In order to properly control the mechanical components of a device it is critical to be able to measure the speed and position of the mechanical elements. The electronic components that perform such measurement are referred to as sensors.
For the applications described above, what is commonly used today is known as a Hall effect sensor. A Hall effect sensor has two primary components—a magnet and a p-type semiconductor. When the Hall effect sensor is activated a constant current is passed through the semiconductor. The current passes along a first axis. Separately, a voltage is measured across a second axis, perpendicular to the first axis.
As the magnet changes position relative to the semiconductor, the measured voltage across the second axis changes. The changes in voltage are used to calculate changes in the position of the magnet, which can be in turn used to calculate distance and speed.

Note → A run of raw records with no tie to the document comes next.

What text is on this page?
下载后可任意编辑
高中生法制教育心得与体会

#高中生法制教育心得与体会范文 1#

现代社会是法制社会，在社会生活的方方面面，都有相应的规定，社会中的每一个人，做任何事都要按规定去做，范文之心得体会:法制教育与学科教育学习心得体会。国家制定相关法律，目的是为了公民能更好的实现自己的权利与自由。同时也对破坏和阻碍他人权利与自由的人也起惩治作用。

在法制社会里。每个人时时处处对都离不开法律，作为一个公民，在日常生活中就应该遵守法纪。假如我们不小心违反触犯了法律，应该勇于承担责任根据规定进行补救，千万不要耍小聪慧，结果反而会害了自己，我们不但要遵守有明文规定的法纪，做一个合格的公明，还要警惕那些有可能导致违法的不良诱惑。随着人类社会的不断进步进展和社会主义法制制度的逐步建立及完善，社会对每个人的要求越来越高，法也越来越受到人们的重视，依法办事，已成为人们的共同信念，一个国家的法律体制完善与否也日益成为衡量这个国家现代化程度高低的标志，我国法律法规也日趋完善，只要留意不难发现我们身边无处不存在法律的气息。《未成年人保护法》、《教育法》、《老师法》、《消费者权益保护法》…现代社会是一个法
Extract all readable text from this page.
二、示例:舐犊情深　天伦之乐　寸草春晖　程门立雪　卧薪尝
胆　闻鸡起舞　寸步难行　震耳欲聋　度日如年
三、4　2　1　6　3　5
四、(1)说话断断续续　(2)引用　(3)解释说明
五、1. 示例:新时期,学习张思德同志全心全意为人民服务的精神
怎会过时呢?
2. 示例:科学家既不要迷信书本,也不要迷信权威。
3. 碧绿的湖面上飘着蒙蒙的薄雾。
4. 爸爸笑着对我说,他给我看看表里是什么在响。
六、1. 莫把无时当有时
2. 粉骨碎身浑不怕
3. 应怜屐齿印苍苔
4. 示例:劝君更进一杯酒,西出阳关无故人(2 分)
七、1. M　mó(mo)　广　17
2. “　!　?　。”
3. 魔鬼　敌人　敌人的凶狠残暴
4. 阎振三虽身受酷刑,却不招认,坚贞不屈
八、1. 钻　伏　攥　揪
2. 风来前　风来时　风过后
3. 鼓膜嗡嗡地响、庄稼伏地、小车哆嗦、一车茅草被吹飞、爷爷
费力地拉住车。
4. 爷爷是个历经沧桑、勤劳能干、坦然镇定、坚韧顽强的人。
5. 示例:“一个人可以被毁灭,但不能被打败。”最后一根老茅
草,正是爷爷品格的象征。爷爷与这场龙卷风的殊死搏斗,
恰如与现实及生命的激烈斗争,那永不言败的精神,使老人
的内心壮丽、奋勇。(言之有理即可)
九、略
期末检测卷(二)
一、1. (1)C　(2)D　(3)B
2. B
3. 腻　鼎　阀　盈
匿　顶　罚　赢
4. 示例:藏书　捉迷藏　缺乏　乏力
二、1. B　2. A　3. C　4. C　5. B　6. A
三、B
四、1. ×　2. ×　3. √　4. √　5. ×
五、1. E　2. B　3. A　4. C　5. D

The primary drawback of a Hall effect sensor is its need for constant power. Removing the current deactivates the sensor.
Given that many applications for position and speed sensors include applications using battery power, consumption is a concern. Eliminating the need for constant power results in superior battery life and an improved product.
What is needed is an alternative sensor that provides the versatility of a Hall effect sensor, but without the drawback of requiring constant power.